# Funny/ witty one liners



## Slim Shady (Jun 24, 2008)

Let me start off with a few:
*****************

Beauty is in the eye of the beer holder. 

He who laughs last thinks slowest. 

Friends may come and go, but enemies tend to accumulate. 

1,000,000 sperms and you were the fastest?


----------



## RubyTuesday (Aug 3, 2007)

Excuse me, I'm wanted back on planet earth. (Woody Allen).

An old feminist one...
The fastest way to a man's heart is through his stomach.

Good looking people turn me off.
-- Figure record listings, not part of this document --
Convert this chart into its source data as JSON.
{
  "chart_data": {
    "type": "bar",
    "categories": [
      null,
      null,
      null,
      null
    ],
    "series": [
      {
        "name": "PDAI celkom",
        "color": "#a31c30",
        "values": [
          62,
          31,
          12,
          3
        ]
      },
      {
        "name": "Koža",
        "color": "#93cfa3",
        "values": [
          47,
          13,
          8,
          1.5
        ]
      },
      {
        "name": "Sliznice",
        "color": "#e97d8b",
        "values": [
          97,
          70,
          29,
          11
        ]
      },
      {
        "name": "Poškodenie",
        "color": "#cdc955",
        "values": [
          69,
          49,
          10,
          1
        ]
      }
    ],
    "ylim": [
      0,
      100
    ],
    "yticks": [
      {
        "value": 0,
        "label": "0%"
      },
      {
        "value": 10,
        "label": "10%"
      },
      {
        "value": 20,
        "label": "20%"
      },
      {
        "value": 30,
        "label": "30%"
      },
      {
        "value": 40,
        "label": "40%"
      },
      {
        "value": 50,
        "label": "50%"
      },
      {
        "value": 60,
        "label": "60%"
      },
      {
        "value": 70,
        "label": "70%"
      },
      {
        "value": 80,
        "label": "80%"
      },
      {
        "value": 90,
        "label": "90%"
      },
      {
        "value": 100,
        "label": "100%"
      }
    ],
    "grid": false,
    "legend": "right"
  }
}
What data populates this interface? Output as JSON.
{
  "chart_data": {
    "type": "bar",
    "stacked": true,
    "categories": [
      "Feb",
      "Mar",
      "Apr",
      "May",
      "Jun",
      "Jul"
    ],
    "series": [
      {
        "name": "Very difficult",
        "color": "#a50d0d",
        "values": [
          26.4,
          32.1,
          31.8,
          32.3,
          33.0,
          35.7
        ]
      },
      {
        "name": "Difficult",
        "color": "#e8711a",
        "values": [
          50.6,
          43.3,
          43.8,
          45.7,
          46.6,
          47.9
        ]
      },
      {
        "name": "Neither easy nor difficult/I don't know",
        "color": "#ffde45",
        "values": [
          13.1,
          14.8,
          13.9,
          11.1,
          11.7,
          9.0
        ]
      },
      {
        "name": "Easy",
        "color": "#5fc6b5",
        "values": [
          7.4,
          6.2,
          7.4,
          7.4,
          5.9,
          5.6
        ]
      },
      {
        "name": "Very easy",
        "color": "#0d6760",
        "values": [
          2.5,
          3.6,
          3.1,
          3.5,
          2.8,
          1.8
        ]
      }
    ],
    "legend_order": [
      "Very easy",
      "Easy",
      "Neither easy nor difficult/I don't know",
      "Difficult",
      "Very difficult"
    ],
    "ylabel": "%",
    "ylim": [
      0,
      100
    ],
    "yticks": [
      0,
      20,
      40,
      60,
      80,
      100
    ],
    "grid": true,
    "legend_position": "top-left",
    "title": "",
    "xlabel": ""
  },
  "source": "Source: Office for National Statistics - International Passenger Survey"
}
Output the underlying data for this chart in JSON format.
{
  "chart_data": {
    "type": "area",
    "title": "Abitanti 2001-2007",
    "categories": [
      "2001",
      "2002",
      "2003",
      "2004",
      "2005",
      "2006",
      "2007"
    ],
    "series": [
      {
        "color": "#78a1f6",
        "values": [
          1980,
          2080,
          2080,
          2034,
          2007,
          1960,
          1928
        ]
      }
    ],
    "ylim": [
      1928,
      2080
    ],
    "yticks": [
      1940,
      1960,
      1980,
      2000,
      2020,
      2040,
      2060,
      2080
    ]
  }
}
My self included (Patrick Swayze).


----------



## refined_rascal (Dec 20, 2005)

Slim Shady said:


> Beauty is in the eye of the beer holder.


Stella vision!


----------



## refined_rascal (Dec 20, 2005)

RubyTuesday said:


> An old feminist one...
> The fastest way to a man's heart is through his stomach.


Here is another feminist one-liner:

"All men are potenial rapists!" :um

A cheerful lot to be sure.


----------



## Ms Deer (May 30, 2004)

Sometimes I lie awake at night, and I ask, 'Where have I gone wrong?'
Then a voice says to me, 'This is going to take more than one night.'
~Charlie Brown


----------



## Eilicea (Jun 15, 2008)

^ I think that's the best quote I've ever heard in my life.


----------